Purpose
Membranous nephropathy (MN) is a common cause of nephrotic syndrome in adults. However, the underlying mechanisms of its occurrence and development are not completely clear. Thus, it is essential to explore the mechanisms.
Experimental design
Here, we employed label‐free quantification and liquid chromatography‐tandem mass spectrometry analysis techniques to investigate the proteomic and phosphoproteomic alterations in renal biopsy tissues of MN patients. Samples were collected from 16 MN patients and 10 controls. Immunohistochemistry (IHC) was performed to validate the hub phosphoprotein.
Results
We focused on the changes in the phosphoproteome in MN group versus control group (CG). Totally, 1704 phosphoproteins containing 3241 phosphosites were identified and quantified. The phosphorylation levels of 216 phosphoproteins containing 297 phosphosites were differentially regulated in stage II MN group versus CG, and 333 phosphoproteins containing 461 phosphosites were differentially phosphorylated in stage III MN group versus CG. In each comparison, several differential phosphoproteins were factors, kinases and receptors involved in cellular processes, biological regulation and other biological processes.

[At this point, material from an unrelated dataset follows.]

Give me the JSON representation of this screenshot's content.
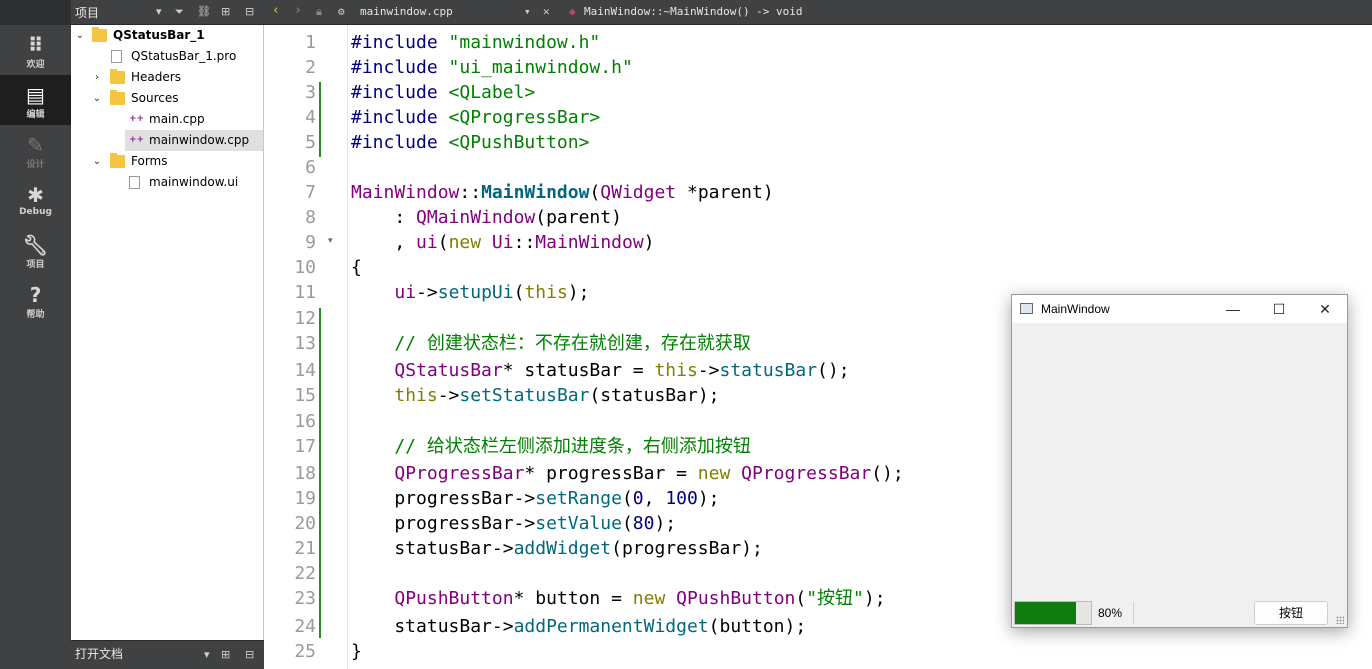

The subcellular location of most of the differential phosphoproteins was the nucleus. Protein–protein interaction analysis showed that the connections among the differential phosphoproteins were extremely complex, and several signalling pathways probably associated with MN were identified. The hub phosphoprotein was validated by IHC.
Conclusions and clinical relevance
This investigation can provide direct insight into the global phosphorylation events in MN group versus CG and may help to shed light on the potential pathogenic mechanisms of MN.